No data was provided that this isn't the case.  Given that we see
invalid message everywhere else, common sense tells us that we will
see invalid messages here too.

>> 2) Many existing user agents have some behavior for these invalid
>> messages.
>
> Yes.
>
>> 3) If a new user agent wishes to compete in the market, that user
>> agent needs to handle the invalid messages in the same way as the
>> existing user agents.
>
> As my tests show, there is no "same" behavior right now. It's totally not
> clear that this is a problem in practice.

It is a problem in practice.

>> Use case: Users benefit when there is competition among browser
>> vendors.  Without specifying how to handle invalid messages, new user
>> agents need to reverse engineer the behavior of existing user agents,
>> making it more difficult to compete in the marketplace.
>
> My tests show that no, they do not need to compete.

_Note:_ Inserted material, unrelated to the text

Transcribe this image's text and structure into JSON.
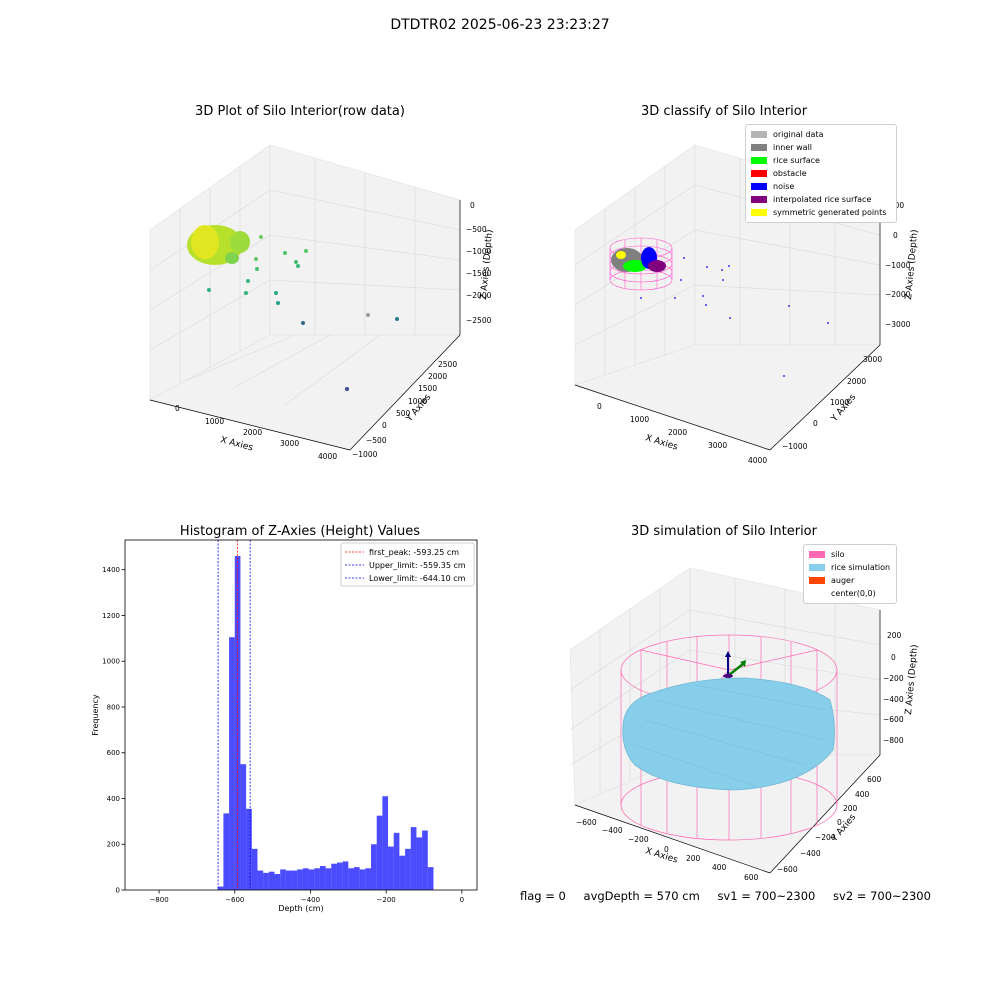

Of course user agents need to compete with each other for market
share.  Your statement doesn't make any sense.

>>>  b) security: what the security impact of having different notions of
>>> 'invalid' here may be, and
>>>  c) interoperability: likewise, the interop impact.
>>
>> The largest interoperability problems here are the different user
>> agents handle invalid messages differently.  For example, today, it's
>
> No, the largest interop problem is different handling of *valid* header
> fields, and lack of agreement how to handle I18N.
>
>> unpredictable how user agents will interpret a filename parameter with
>> a % character.  That part of the protocol is less useful to servers
>> because the results are not predictable.
>
> Now that's a different issue as filename parameters containing "%" *are*
> valid.
>
> Two UAs currently do not treat them per spec, and also do it in a currently
> not well-documented way, and may even differ on the details.
>
> This is a problem tracked in
> <http://trac.tools.ietf.org/wg/httpbis/trac/ticket/245>; I added a warning
> notice to the spec:
>
> "Note: Many user agents do not properly handle escape characters when using
> the quoted-string form. Furthermore, some user agents erroneously try to
> perform unescaping of "percent" escapes (see Appendix C.2), and thus might
> misinterpret filenames containing the percent character followed by two hex
> digits."
>
> We have heard from you that those UAs that currently percent-unescape are
> unlikely to stop doing that, so all we can do is point out that there's a
> problem. When I wrote the note mentioned above there was also no workaround
> to recommend because those UAs did not implement the RFC 5987 which would
> provide a workaround.
>
> Maybe we should expand the note though to say that RFC 5987 may be used as
> workaround, as long as it's used in addition to "filename=".

In that case, perhaps we should make including the % character invalid
as the results are not predictable from the point of view of servers.